Bert, or Unc as we used to call him, had lived with my grandparents for ever. As a young man he had lived next to their family home. After the Great War he never settled down, so when my grandparents set up holiday cottages down at Sussex Inlet, South of Sydney, Bert tagged along. He became a kind of rouse-about. He worked on the cottages, fixed up the boats, he became Mr. Fixit. Bert never married, although he was a handsome man. Bert was the product of the First World War.
Bert had all these stories. Any time children were around the property, they would be hanging around him, getting under his feet, for you see, he was mister fun-and-games as well as mister fixit. After a day of pestering, we would head for his bedroom, his den, to play with all his junk. And he had some junk, loads and loads of it. For example, he had one whole box of cigarette lighters in various states of disrepair. When we finished with them they were in a greater state of disrepair. But it was his stories, that's what was special. All those war stories.

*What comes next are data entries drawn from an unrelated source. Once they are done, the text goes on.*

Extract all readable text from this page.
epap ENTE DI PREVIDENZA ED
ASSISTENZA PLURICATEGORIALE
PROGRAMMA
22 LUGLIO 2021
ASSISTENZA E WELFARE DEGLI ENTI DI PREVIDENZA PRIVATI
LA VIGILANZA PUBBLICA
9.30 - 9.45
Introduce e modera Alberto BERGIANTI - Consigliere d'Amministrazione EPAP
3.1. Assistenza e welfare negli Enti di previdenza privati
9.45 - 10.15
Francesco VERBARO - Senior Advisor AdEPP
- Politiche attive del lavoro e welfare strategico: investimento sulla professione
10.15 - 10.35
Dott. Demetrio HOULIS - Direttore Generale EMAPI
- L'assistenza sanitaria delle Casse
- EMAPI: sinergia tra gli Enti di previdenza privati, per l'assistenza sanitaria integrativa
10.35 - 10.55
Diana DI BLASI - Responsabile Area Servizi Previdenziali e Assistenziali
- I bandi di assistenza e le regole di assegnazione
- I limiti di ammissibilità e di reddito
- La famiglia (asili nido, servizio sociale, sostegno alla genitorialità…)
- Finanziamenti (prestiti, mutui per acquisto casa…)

You can imagine the type of stories they were. Like how the boys at the front had run out of timber and oil to keep the dugout warm, so they went off foraging. All they found was a French farmers outhouse. So naturally the outhouse was quietly dismantled and taken back to the front. "And do you know", said Bert, "the next morning the farmer went out and sat on the loo without blinking an eye."

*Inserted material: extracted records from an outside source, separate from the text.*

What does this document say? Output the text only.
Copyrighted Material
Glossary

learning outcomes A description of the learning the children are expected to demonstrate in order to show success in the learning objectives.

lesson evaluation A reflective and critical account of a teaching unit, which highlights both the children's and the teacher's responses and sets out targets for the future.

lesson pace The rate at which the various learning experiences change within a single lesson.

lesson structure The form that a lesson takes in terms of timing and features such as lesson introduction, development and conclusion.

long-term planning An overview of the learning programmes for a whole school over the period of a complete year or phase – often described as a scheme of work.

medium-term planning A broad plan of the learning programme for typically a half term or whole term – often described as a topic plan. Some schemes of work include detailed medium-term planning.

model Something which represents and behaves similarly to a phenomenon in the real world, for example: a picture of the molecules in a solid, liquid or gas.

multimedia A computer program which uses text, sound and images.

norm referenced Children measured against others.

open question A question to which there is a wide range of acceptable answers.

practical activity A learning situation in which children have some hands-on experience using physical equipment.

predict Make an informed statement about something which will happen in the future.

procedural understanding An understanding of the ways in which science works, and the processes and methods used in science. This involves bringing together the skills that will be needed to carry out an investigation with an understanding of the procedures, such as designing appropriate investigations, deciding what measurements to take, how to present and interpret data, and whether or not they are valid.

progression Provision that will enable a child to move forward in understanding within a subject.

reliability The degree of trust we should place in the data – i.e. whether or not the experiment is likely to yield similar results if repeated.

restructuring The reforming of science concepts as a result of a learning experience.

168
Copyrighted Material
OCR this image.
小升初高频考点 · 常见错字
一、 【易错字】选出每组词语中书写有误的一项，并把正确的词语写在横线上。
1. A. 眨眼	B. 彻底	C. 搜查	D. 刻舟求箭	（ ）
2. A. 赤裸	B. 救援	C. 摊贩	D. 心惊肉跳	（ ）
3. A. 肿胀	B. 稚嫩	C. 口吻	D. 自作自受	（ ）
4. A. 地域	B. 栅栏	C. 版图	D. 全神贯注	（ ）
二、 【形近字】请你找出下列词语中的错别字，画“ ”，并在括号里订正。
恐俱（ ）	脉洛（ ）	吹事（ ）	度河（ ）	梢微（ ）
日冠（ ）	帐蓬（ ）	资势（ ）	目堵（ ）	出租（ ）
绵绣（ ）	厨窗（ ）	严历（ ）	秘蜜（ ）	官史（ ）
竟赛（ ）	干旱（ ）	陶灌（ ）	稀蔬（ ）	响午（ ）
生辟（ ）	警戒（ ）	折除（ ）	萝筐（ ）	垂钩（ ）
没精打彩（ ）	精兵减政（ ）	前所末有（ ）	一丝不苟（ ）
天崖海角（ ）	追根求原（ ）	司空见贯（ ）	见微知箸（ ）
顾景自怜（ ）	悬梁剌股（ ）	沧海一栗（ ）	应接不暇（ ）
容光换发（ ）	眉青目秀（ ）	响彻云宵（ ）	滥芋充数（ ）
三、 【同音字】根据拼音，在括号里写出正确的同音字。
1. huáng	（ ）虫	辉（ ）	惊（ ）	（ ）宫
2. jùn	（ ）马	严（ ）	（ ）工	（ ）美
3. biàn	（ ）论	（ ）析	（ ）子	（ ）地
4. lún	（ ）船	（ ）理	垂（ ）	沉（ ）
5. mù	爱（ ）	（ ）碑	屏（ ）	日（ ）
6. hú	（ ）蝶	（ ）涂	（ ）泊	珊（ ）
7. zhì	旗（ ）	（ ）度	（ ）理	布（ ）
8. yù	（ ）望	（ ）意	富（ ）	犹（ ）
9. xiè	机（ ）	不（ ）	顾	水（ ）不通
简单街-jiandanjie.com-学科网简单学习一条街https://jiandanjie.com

Of course, at first I never did work out why war was so much fun. Yet, I am amazed how quickly I picked up the art-form of the stories. They weren't so much funny stories, but pathos. The more you thought about the stories the more they made you cry rather than laugh. In a strange way they carried in them an agony too painful to talk about. The horror of war could only be looked at through jocular stories. There was always something about Bert you couldn't touch.

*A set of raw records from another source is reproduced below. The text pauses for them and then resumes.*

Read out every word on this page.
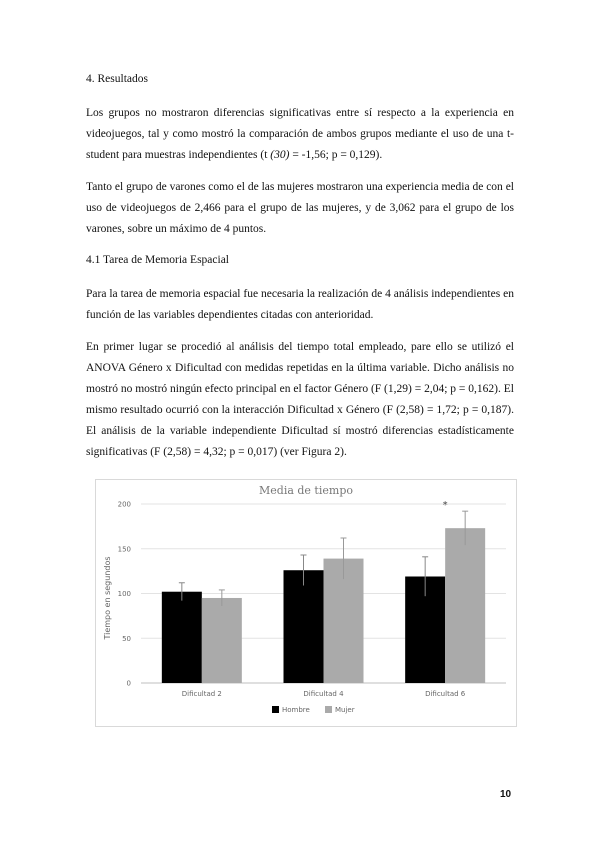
4. Resultados

Los grupos no mostraron diferencias significativas entre sí respecto a la experiencia en videojuegos, tal y como mostró la comparación de ambos grupos mediante el uso de una t-student para muestras independientes (t (30) = -1,56; p = 0,129).

Tanto el grupo de varones como el de las mujeres mostraron una experiencia media de con el uso de videojuegos de 2,466 para el grupo de las mujeres, y de 3,062 para el grupo de los varones, sobre un máximo de 4 puntos.

4.1 Tarea de Memoria Espacial

Para la tarea de memoria espacial fue necesaria la realización de 4 análisis independientes en función de las variables dependientes citadas con anterioridad.

En primer lugar se procedió al análisis del tiempo total empleado, pare ello se utilizó el ANOVA Género x Dificultad con medidas repetidas en la última variable. Dicho análisis no mostró no mostró ningún efecto principal en el factor Género (F (1,29) = 2,04; p = 0,162). El mismo resultado ocurrió con la interacción Dificultad x Género (F (2,58) = 1,72; p = 0,187). El análisis de la variable independiente Dificultad sí mostró diferencias estadísticamente significativas (F (2,58) = 4,32; p = 0,017) (ver Figura 2).

Media de tiempo
Tiempo en segundos
0
50
100
150
200
Dificultad 2	Dificultad 4	Dificultad 6
*
Hombre	Mujer
10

Each ANZAC day Bert would head for the city to march with his mates. It was a kind of cathartic release I suppose, another way of getting out the pain. All too painful for my eyes. If ever there was a powerful denunciation of the total futility and immorality of war, then the march said it all. I was never able to watch them without tears in my eyes.
The march is not the same these days, a bit too jingoistic for me. Bert and his mates are all gone and only few of the Second World War boys are left. The Korean and Vietnam boys are not much into marching, so its down to relatives wearing the medals of long departed warriors. Still! March on, for in the distance we see an age when people "shall beat their swords into ploughshares, and their spears into pruning hooks: nation shall not lift up sword against nation, neither shall they learn war any more", Isaiah.2:4.